Desde pequeno Tezuka carregava um caderno para desenhar o dia a dia. Quando acordava e não encontrava o caderno ao lado, ficava nervoso. Acabadas as folhas em branco, a mãe apagava os desenhos e entregava o caderno como novo. Na 2ª. Guerra Mundial, ele ingressou em uma escola militar, onde era proibida a expressão artística. Mesmo assim Tezuka passava noites desenhando. Às vezes, saía com colegas e começava a fazer caricaturas. Por venturas da guerra, começou a ter ideias do que seria depois Metrópole. Partes do cenário do mangá surgiram por causa de imagens que havia visto de Nova York. Seu encanto pelos insetos o levaria a Zéfiros. Osamu Tezuka Production surgiu em 1961, conhecida depois como Mushi Production. Fez a primeira série de animação da televisão japonesa, Tetsuwan Atomu. Passou a divulgar as histórias em quadrinhos japonesas em todo o mundo, causando grande explosão de

fãs desde a década de 70 até os dias atuais.

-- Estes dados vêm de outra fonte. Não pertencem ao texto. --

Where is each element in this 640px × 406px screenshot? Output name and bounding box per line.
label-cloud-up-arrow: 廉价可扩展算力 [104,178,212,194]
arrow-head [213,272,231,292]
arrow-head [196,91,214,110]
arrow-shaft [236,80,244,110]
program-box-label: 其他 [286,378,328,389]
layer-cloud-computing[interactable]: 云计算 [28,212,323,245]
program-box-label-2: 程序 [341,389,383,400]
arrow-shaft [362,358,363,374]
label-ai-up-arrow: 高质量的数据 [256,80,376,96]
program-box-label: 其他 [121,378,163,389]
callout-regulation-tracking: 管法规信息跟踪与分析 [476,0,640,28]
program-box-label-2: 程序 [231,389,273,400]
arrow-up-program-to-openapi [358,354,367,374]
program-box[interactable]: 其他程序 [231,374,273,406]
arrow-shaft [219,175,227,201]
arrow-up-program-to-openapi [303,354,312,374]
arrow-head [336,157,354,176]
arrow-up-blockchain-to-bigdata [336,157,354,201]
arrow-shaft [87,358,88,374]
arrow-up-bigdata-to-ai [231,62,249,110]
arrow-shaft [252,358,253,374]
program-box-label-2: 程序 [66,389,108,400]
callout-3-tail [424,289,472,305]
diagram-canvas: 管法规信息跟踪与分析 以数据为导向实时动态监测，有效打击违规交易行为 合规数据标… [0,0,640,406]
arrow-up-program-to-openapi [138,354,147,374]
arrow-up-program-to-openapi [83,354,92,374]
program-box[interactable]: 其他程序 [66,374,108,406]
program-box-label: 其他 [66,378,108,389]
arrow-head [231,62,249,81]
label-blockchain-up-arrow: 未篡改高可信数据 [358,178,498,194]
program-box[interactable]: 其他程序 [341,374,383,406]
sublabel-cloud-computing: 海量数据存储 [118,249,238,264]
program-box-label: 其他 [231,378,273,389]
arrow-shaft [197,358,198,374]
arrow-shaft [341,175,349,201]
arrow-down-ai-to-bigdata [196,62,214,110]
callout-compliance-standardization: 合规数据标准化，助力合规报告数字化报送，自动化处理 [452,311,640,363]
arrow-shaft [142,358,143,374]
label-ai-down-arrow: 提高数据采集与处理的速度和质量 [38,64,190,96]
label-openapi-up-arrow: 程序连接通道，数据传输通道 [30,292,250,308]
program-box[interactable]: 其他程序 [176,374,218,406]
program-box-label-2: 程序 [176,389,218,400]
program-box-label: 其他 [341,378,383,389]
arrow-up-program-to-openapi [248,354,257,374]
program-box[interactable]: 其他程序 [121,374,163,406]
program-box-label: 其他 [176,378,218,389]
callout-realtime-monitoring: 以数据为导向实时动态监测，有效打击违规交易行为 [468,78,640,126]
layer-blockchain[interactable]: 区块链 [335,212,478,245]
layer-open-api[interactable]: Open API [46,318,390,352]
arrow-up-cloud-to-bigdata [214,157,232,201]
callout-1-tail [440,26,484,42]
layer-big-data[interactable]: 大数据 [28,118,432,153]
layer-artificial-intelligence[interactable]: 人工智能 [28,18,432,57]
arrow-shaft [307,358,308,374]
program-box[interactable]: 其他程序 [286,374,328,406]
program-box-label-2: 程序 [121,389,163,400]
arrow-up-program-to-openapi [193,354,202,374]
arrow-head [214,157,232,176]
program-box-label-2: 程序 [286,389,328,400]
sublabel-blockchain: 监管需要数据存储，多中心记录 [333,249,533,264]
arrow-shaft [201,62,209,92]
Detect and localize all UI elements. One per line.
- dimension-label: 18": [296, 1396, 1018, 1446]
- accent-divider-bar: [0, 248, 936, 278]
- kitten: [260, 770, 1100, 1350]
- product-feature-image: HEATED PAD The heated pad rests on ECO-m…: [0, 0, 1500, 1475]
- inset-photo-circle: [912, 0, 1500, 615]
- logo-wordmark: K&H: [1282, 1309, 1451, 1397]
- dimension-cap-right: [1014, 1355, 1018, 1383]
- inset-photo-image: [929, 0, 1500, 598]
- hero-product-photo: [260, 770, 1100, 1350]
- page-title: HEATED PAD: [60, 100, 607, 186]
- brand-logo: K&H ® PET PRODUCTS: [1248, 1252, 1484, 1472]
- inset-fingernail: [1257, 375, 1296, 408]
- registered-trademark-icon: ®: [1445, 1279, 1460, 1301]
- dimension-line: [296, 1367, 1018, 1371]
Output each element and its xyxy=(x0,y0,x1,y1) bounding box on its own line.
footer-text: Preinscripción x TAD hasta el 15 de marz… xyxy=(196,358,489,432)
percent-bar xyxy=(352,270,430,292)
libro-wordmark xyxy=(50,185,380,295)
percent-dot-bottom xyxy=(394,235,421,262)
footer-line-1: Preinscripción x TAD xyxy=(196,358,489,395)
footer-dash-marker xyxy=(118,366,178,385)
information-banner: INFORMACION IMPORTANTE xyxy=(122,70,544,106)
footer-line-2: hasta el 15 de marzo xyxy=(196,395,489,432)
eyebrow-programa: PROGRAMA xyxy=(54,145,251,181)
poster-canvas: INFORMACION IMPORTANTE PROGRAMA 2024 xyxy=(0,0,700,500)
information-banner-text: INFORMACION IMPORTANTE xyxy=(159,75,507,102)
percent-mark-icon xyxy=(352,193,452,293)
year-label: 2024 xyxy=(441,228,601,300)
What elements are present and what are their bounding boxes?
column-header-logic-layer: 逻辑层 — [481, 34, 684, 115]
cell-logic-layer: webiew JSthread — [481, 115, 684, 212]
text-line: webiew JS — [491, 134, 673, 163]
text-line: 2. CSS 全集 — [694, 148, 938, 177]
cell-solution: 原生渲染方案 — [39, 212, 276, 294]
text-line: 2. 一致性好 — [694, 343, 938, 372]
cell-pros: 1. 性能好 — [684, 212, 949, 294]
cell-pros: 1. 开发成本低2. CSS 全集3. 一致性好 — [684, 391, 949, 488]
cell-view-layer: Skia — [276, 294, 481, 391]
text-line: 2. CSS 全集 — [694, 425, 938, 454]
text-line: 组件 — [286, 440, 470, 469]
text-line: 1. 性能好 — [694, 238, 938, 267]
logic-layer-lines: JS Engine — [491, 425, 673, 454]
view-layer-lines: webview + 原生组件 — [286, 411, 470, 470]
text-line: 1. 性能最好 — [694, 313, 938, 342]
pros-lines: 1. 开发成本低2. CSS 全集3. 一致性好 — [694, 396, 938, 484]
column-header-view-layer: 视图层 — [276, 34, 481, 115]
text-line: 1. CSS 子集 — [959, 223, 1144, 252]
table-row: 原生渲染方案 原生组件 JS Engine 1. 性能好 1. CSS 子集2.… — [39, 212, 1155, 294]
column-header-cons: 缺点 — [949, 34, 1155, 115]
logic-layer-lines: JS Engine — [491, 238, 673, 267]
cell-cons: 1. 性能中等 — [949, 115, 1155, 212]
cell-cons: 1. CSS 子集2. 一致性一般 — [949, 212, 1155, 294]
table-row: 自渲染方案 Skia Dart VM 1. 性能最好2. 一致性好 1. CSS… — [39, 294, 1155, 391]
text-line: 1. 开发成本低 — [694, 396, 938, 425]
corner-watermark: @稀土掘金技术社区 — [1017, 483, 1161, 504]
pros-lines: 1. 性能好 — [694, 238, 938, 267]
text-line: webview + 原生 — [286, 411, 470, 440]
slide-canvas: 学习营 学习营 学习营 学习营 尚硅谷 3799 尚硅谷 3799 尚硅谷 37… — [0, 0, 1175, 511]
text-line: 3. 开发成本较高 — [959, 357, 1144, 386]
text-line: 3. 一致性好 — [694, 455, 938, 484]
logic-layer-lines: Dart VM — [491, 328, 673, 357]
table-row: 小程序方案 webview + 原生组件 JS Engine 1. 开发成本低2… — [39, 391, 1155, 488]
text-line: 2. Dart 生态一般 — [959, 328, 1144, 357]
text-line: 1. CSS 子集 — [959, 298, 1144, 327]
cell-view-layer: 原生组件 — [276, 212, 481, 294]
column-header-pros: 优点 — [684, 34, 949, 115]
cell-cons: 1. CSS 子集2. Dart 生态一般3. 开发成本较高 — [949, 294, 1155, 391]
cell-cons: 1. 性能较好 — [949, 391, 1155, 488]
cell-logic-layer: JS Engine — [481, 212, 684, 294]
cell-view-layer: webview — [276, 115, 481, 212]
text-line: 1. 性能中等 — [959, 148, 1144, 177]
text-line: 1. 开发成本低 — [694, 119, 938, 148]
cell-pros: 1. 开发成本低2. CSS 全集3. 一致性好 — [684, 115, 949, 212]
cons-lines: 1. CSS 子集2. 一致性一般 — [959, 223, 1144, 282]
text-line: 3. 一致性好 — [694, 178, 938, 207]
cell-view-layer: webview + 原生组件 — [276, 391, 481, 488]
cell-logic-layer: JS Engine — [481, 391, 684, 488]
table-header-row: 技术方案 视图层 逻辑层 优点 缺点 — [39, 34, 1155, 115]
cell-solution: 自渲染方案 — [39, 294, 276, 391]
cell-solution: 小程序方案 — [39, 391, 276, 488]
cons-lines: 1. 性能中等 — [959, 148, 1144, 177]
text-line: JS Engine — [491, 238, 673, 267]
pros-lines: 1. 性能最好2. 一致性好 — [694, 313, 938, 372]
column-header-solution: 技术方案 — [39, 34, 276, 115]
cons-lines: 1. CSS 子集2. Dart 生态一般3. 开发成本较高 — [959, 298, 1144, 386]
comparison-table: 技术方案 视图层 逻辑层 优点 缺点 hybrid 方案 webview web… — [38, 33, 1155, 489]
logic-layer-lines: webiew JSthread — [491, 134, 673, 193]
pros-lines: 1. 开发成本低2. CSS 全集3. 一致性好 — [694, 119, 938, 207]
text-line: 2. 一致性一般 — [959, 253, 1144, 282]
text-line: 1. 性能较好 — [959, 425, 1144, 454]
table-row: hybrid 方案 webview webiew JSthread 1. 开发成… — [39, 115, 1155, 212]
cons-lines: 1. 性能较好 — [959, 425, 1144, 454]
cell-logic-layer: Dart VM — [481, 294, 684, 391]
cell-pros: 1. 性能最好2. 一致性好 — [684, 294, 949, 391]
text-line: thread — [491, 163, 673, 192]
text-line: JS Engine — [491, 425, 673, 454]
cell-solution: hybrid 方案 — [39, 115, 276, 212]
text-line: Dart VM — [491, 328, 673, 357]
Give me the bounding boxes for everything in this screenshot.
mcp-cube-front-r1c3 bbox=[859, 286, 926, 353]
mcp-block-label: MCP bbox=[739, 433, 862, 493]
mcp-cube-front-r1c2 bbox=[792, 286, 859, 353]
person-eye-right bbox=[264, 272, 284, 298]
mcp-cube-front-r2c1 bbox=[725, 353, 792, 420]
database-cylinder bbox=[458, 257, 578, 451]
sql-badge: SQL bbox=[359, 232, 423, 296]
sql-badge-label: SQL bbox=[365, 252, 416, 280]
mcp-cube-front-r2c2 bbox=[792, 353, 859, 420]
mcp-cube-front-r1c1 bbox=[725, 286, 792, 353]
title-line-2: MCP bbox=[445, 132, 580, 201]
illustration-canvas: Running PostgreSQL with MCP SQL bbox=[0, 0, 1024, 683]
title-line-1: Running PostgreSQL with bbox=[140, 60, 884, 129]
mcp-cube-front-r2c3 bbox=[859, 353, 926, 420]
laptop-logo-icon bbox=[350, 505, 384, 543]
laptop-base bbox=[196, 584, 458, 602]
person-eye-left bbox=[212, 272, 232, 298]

Tezuka teve câncer no estômago e faleceu no dia 9 de fevereiro de 1989, deixando seu legado de paz transcendente nas suas obras. CURIOSIDADES • O apelido de Tezuka, no primário, era Gadjaboy. Gadja-gadja era uma onomatopeia usada para definir seu cabelo duro e desarrumado. Depois que Tezuka o lavava, seu cabelo ficava em pé, isso o inspirou para a cabeleira do Astro Boy. • Quando Tezuka era pequeno, nem sabia falar direito, queria dizer ópera (kagueki) para suas vizinhas, mas acabava dizendo texugo (tanuki). ▀ Referência Bibliográfica: LUYTEN, Sônia Bibe. Mangá: o poder dos quadrinhos japoneses. São Paulo: Hedra, 2001; SHOUNEN Club, 1995. In. “Uma biografia mangá; Osamu Tezuka”. São Paulo: Conrad, 2003; SOUZA, Maurício de. “Tezuka-san, meu irmão temporão”. http://www.monica.com.br/mauricio/cronicas/ cron018.htm Simonia Fukue Nakagawa é artista visual e trabalha com ilustração, gravura, fotografia artística e leciona mangá no Centro Cultural Tomodachi, além de pesquisar HQ e cultura japonesa.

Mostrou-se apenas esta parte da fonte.